The Orange County Board of Education could see some structural changes should legislation in Sacramento be successful.
Co-authored by Sens. Josh Newman, D-Fullerton, and Dave Min, D-Irvine, the proposed bill would expand the Orange County Board of Education from five members to seven as well as shift the elections for the board seats from the March primary to the November general election.
Newman said the proposed changes to the board are “long overdue.”
“Since the last time the Orange County Department of Education was modified in 1977, the population of Orange County has more than doubled,” said Newman, who chairs the Senate’s Education Committee.
“Increasing the number of trustees on the county board will ensure a more representative and responsive board, he said, “and aligning Orange County Board of Education elections with the November balloting will improve civic participation and parental engagement in our local education decision-making processes.”
Orange County has about 3.15 million residents, as of the latest census data. Per California’s education code, county boards of education must have five or seven trustees, and of the 10 most populous counties in the state, Orange County is one of four with only five trustees.
Of the 47 California county offices of education that held elections in 2020, 42 were in November; Orange County was one of five that held its election in March.

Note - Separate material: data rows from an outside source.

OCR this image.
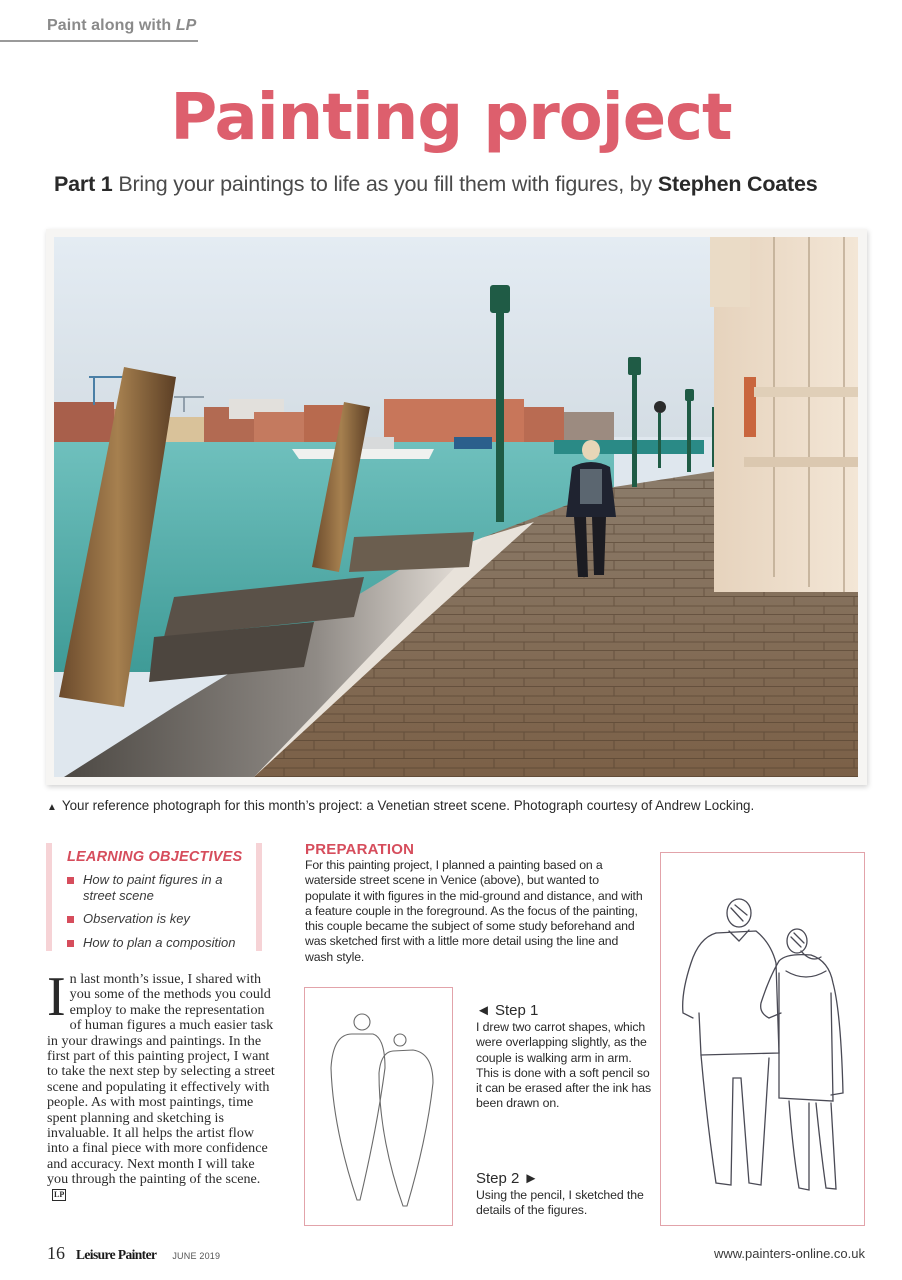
Paint along with LP
Painting project
Part 1 Bring your paintings to life as you fill them with figures, by Stephen Coates
▲ Your reference photograph for this month’s project: a Venetian street scene. Photograph courtesy of Andrew Locking.
LEARNING OBJECTIVES
How to paint figures in a street scene
Observation is key
How to plan a composition
In last month’s issue, I shared with you some of the methods you could employ to make the representation of human figures a much easier task in your drawings and paintings. In the first part of this painting project, I want to take the next step by selecting a street scene and populating it effectively with people. As with most paintings, time spent planning and sketching is invaluable. It all helps the artist flow into a final piece with more confidence and accuracy. Next month I will take you through the painting of the scene.LP
PREPARATION

For this painting project, I planned a painting based on a waterside street scene in Venice (above), but wanted to populate it with figures in the mid-ground and distance, and with a feature couple in the foreground. As the focus of the painting, this couple became the subject of some study beforehand and was sketched first with a little more detail using the line and wash style.

◄ Step 1

I drew two carrot shapes, which were overlapping slightly, as the couple is walking arm in arm. This is done with a soft pencil so it can be erased after the ink has been drawn on.

Step 2 ►

Using the pencil, I sketched the details of the figures.

16 Leisure Painter JUNE 2019	www.painters-online.co.uk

“Every elected body is better served by having a closer and more responsive relationship with its constituents, but only if we give those constituents the assurance that they will be heard or well represented,” Newman said.
The Orange County-specific bill could result in additional costs of $70,000 annually for the Department of Education, which oversees the OCBE, according to a fiscal summary.
OCBE members receive $562.61 as compensation for attending each meeting, in addition to department-paid benefits, which can total between $9,627 to $54,638.88 annually, depending on the type of plan a member opts for and the number of dependents they have, OCDE spokesperson Ian Hanigan said.
In February, the OCBE adopted a resolution opposing the bill. It said the board believes it has “more than adequate representation of its constituents” and “no problems have been identified or brought forward to the Orange County Board of Education that would indicate otherwise.”
Longtime Trustee Ken Williams said that increasing the size of the board has “no advantages,” calling the bill “pure political manipulation.”
“There are greater costs to have two more elected trustees on the Orange County Department of Education payroll for the taxpayers,” Williams said. “Then, there is the expensive redistricting process that was well over $1 million per our recent redistricting efforts in 2021.”
Typically, redistricting costs range from $20,000 to $40,000, Hanigan said. However, due to litigation between the board and the Orange County Committee on School District Organization, Hanigan said the department incurred “unprecedented expenses” that exceeded $1 million during the 2021 redistricting process.
According to Williams, the OCBE, Min and Newman have been in contact regarding the proposed bill, but only after the bill was first introduced in January.
“This is a political effort to replace the current conservative majority with a woke liberal majority in the 2026 elections,” Williams said. “This bill is a ruse and has nothing to do with Newman’s iterated purposes. This bill adds to the state education code a single county that must change its ways of electing its county board of education.”
“This bill is pure politics by an out-of-control state legislature and legislator and a single-party state political system,” Williams said.
Newman pushed back on the allegation that the bill was proposed for “political reasons.”
“It is not my concern regarding how an election might turn out,” Newman said, “I just know that people would feel like this way is fairer and you have to live with it. You could make the counterargument that Ken Williams and the other trustees want to do this so they wouldn’t be called into question.”
Min, who is running for Congress, said moving the board’s elections to November would “harmonize” with other important races and increase voter participation.
In this year’s March primaries, voter turnout was generally lower than in previous elections. Overall, Orange County had a 37.67% turnout of registered voters; in the 2020 primary, that figure was 50.5%.
For the OCBE races this year, 20% of registered voters cast a ballot in the Trustee Area 1 race, 33% of registered voters participated in the Trustee Area 3 race and 25% of registered voters voted in the Trustee Area 4 race.
There have been multiple iterations of this bill in the past — including in 2021, Min when introduced similar legislation that would have moved OCBE elections to November. It was rejected by the Assembly Appropriations Committee “because too many people I talked to were unaware that this is one of the only elections in Orange County that is definitively decided in the primary,” Min said.
Ideally, Newman said the proposed bill would go into effect closer to 2030 so that the redistricting process can be streamlined alongside the census.
The California School Board Association has also stated opposition to the bill, saying it “tramples on the will of local voters by legislating the addition of two additional seats on the OCBE in an effort to dilute the current makeup of a locally elected governing board.”
“This proposal enables the state to reach into communities to influence changes to a locally elected governing board, circumventing the long-standing normal process that requires a vote of the electorate to make a similar change,” the CSBA said in a bill analysis.
The bill was heard during a Senate Appropriations meeting on Monday, Apr. 29.
Williams will host a protest in opposition to the bill on Friday, May 3 outside Newman’s Fullerton office.